Beratung ist: Begegnung von Person zu Person

Einer meiner „Helden“, der
amerikanische Schriftsteller und emeritierte Professor Irvin David Yalom,
schrieb mit 75 Jahren:
„Die üppige Gelegenheit für Beziehungen ist exakt das,
was die Therapie für den Therapeuten so lohnend macht. Ich versuche einen persönlichen
und authentischen Bezug zu jedem meiner Patienten bei jeder Behandlungsstunde
herzustellen. Vor kurzem bemerkte ich einem engen Freund und Therapeutenkollegen
gegenüber, dass mir die Idee des Ruhestands, trotz meiner fünfundsiebzig Jahre,
immer noch fern liege. »Diese Arbeit ist so befriedigend«, sagte ich. »Ich
würde sie umsonst machen. Ich betrachte sie als ein Privileg.«
Er erwiderte umgehend: »Manchmal denke ich, ich würde dafür zahlen, um sie machen zu können.« - - -
Personzentrierte
Beratung ist keine Therapie, gleichwohl kann ich das, was Irvin Yalom
hier über die Beziehung in der Therapie sagt, auf den Beratungs-Prozess durchaus
übertragen.
Der Personzentrierte
Ansatz geht auf den (ebenfalls amerikanischen) Psychologen Carl Random
Rogers (1902-1987) zurück. Mit dem Begriff personcentered approach
wollte Carl Rogers ausdrücken, dass es in Therapie und Beratung zunächst nicht um
Anwendung von Methoden geht, sondern um die Begegnung von Person zu Person.
Rogers` Schlüssel-Erfahrung war es, dass
jede Person im Innern weiß, was wirklich für sie wichtig ist und was sie für
sich und die eigene Persönlichkeits-Entwicklung noch braucht - und dass sie dieses
im Gegenüber mit dem Berater für sich herausfinden und klären kann. Die
Beratung konzentriert sich auf die jeweilige Person, die Rat sucht, und ihr
eigenes Potenzial.
Der Personzentrierte Ansatz wurde von einem meinem
Lehrer, Reinhard Tausch (*1921), und von seiner Frau Anne-Marie (1928-1983) in
Deutschland bekannt gemacht, (im Osten Deutschlands von Johannes Helm und Inge
Frohburg).
Ich biete Ihnen: Personzentrierte Beratung mit den Schwerpunkten
- Partnerschafts- und Lebensberatung...
- Gay-friendly
- Beratung & Supervision für Lehrkräfte (auch Studierende, ReferendarInnen, Leitende)
- Das Trainingsraum-Modell zur Förderung der Eigenverantwortlichkeit von Edward E. Ford
- Lehrer-Coaching (u.a. nach dem Freiburger Modell von Prof. Joachim Bauer; ggf. auch in der Gruppe)

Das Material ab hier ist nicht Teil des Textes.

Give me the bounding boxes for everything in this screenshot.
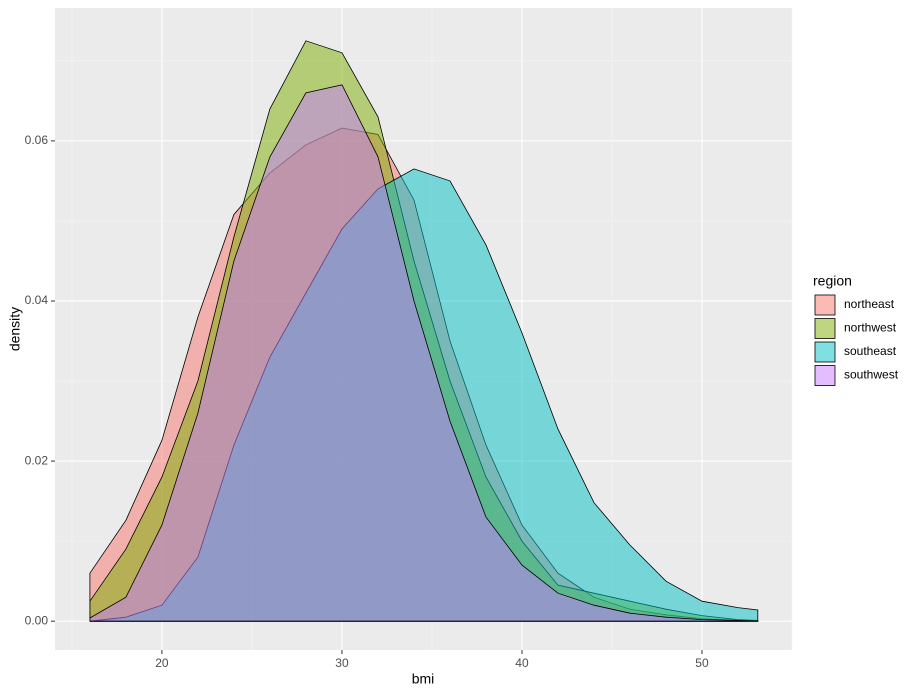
legend-label: southwest (844, 368, 899, 382)
x-tick-label: 30 (335, 656, 349, 670)
y-tick-label: 0.04 (25, 293, 49, 307)
x-tick-label: 50 (695, 656, 709, 670)
axes: 20 30 40 50 0.00 0.02 0.04 0.06 (25, 133, 709, 670)
legend-key (814, 341, 836, 363)
legend-key (814, 365, 836, 386)
x-tick-label: 40 (515, 656, 529, 670)
density-area (89, 84, 759, 622)
legend-label: southeast (844, 344, 897, 358)
y-tick-label: 0.06 (25, 133, 49, 147)
legend-label: northwest (844, 321, 897, 335)
x-axis-title: bmi (412, 671, 435, 687)
y-axis-title: density (7, 307, 23, 351)
legend: region northeast northwest southeast southw… (813, 273, 899, 386)
areas (89, 40, 759, 622)
x-tick-label: 20 (155, 656, 169, 670)
legend-title: region (813, 273, 852, 289)
legend-key (814, 318, 836, 339)
legend-key (814, 294, 836, 316)
y-tick-label: 0.02 (25, 453, 49, 467)
legend-label: northeast (844, 297, 895, 311)
y-tick-label: 0.00 (25, 613, 49, 627)
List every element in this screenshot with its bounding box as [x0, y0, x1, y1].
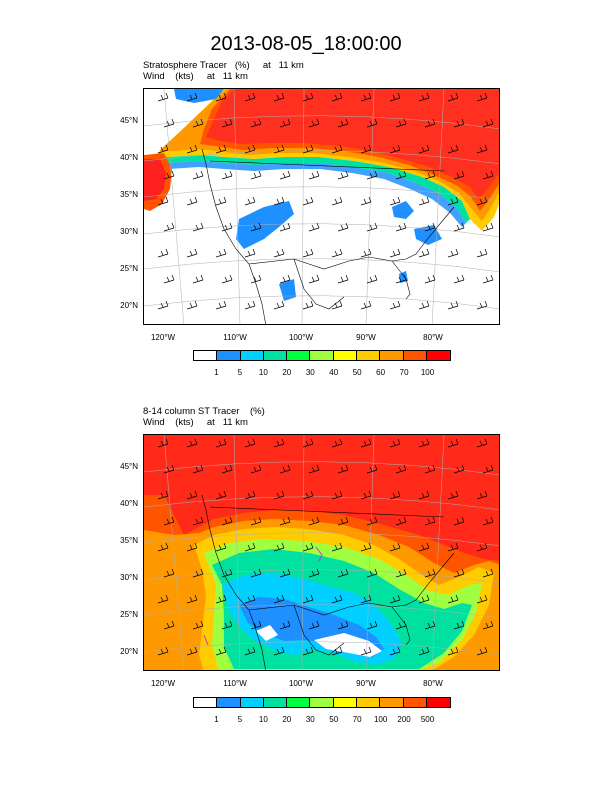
colorbar-label: 30	[305, 368, 315, 377]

- Entspannung & Stressbewältigung (bei Bettina Friedrich-Müller)
"Je mehr ich gegenüber den Realitäten
in mir und in anderen offen bin,
desto weniger verfalle ich dem Wunsch,
herbeizustürzen und die Dinge in Ordnung zu bringen …,
Ziele zu setzen, Menschen zu formen,
sie in die Richtung zu manipulieren, in die ich sie haben möchte.